Profitez de nos archives en nous signalant ce que vous souhaitez relire et redécouvrir. Retrouvez les nouveaux matériels, les grands travaux, les événements qui ont marqué la SNCF… Une plongée dans l’aventure du rail.

Faites-nous savoir vos envies dès à présent en nous écrivant au 29, rue de Clichy, 75009 Paris ou par mail à : margaux.maynard@laviedurail.com

 

47) Article publié il y a 28 ans. Le pendulaire : est-ce possible ?

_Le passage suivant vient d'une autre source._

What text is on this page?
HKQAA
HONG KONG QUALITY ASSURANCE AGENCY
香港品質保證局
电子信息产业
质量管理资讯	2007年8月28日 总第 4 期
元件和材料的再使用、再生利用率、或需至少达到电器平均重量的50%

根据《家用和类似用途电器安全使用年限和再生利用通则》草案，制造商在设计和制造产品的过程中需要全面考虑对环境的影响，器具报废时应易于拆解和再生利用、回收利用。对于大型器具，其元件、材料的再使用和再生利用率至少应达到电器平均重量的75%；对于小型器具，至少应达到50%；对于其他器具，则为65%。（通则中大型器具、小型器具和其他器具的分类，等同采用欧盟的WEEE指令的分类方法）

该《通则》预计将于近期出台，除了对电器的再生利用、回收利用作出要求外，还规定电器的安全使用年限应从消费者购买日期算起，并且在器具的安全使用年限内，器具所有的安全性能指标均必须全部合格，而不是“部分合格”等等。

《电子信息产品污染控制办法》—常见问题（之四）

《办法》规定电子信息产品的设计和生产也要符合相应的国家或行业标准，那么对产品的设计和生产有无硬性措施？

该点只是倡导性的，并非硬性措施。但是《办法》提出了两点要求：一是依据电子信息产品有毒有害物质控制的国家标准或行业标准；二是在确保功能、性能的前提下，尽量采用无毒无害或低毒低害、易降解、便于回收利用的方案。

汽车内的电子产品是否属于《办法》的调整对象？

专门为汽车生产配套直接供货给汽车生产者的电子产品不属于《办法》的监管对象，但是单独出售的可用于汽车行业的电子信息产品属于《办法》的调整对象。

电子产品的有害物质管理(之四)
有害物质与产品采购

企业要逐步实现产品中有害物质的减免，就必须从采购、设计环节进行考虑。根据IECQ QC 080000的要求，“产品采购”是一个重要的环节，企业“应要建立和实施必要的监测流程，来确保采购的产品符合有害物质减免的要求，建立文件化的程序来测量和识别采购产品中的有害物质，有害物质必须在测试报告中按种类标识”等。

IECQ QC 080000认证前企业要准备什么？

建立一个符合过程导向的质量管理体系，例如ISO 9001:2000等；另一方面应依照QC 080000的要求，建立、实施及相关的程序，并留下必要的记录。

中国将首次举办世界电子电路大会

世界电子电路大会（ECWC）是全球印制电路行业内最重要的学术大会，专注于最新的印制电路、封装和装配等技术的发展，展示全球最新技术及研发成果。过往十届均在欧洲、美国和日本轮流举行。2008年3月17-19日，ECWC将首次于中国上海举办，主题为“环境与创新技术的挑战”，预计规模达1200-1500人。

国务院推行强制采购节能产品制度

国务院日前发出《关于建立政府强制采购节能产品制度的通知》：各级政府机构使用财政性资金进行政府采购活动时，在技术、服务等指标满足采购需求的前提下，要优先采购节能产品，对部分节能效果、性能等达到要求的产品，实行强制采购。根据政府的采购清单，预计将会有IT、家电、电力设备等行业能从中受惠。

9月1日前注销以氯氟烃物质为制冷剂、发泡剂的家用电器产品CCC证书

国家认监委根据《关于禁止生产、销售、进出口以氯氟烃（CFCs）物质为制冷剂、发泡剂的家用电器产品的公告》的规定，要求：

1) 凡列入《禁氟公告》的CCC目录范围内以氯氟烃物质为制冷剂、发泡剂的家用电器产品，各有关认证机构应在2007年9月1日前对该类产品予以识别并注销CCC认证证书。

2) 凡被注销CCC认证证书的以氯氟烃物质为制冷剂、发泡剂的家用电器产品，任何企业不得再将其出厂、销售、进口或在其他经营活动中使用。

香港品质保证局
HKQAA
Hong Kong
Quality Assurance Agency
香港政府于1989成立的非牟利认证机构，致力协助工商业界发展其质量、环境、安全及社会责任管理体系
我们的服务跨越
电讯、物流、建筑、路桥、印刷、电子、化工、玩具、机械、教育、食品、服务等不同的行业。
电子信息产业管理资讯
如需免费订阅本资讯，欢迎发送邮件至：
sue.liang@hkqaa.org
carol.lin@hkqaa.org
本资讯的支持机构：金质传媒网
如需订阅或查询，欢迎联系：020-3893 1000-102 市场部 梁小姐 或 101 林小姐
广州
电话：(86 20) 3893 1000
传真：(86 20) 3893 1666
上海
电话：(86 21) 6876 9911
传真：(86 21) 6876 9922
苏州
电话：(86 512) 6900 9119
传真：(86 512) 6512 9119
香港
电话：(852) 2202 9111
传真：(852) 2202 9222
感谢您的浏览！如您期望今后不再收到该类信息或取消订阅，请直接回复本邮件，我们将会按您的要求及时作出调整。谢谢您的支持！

Voici le train pendulaire propulsé sur le devant de la scène ferroviaire ! Si l’actualité nous arrive aujourd’hui de Suède, en France l’idée même d’un éventuel recours à la pendulation, adoptée par plusieurs de nos voisins, excite ces temps-ci nombre d’esprits. Certes, les spécialistes de la SNCF ont été chargés d’examiner la pertinence d’une telle solution, dans le cadre des études sur les rames TGV de la prochaine génération. Mais sans attendre leur verdict, et dans le tumulte des récentes manifestations hostiles au projet de ligne nouvelle « Méditerranée », d’aucuns ont voulu prôner le train pendulaire, l’érigeant en succédané de TGV capable d’emprunter à… petite « grande vitesse » les couloirs existants ! En marge de toute allégation polémique, « La Vie du Rail » a souhaité rouvrir le délicat dossier de la pendulation. Parce qu’on ne saurait comprendre les enjeux d’une solution technologique, a fortiori quand elle s’avère complexe, qu’en en démontant même très sommairement les grands mécanismes. Mais aussi parce qu’il nous est apparu fort instructif de reconsidérer sous un jour nouveau les différentes réalisations étrangères. À l’évidence, vouloir s’inspirer de ce qui se fait de mieux hors de nos frontières participe d’une louable démarche. Encore faut-il pleinement prendre en compte l’environnement de ces réalisations avant d’en envisager toute transposition ! Environnement technique, d’abord. En dépit d’une unification certaine, chaque réseau conserve son propre lot de normes spécifiques, héritage du passé, mais surtout conséquence de l’exceptionnelle durée de vie des investissements ferroviaires. Environnement économique ou géographique, ensuite. N’est-ce pas la densité d’urbanisation autour des sinueuses lignes du sud de leur pays qui a incité les Allemands à acheter la pendulation « made in Italy » ? Les Suédois ne développent-ils pas leur X 2000 tout simplement parce qu’ils n’ont pas construit de ligne nouvelle chez eux ? Nul ne saurait le nier, la pendulation, c’est en premier lieu, et dans toute l’acception du terme, une affaire de « terrain ».

À bord du X 2000

La Suède vient de mettre en service commercial la première d’une série de vingt rames à caisses inclinables. Notre reporter, Jean-Paul Masse, était du voyage.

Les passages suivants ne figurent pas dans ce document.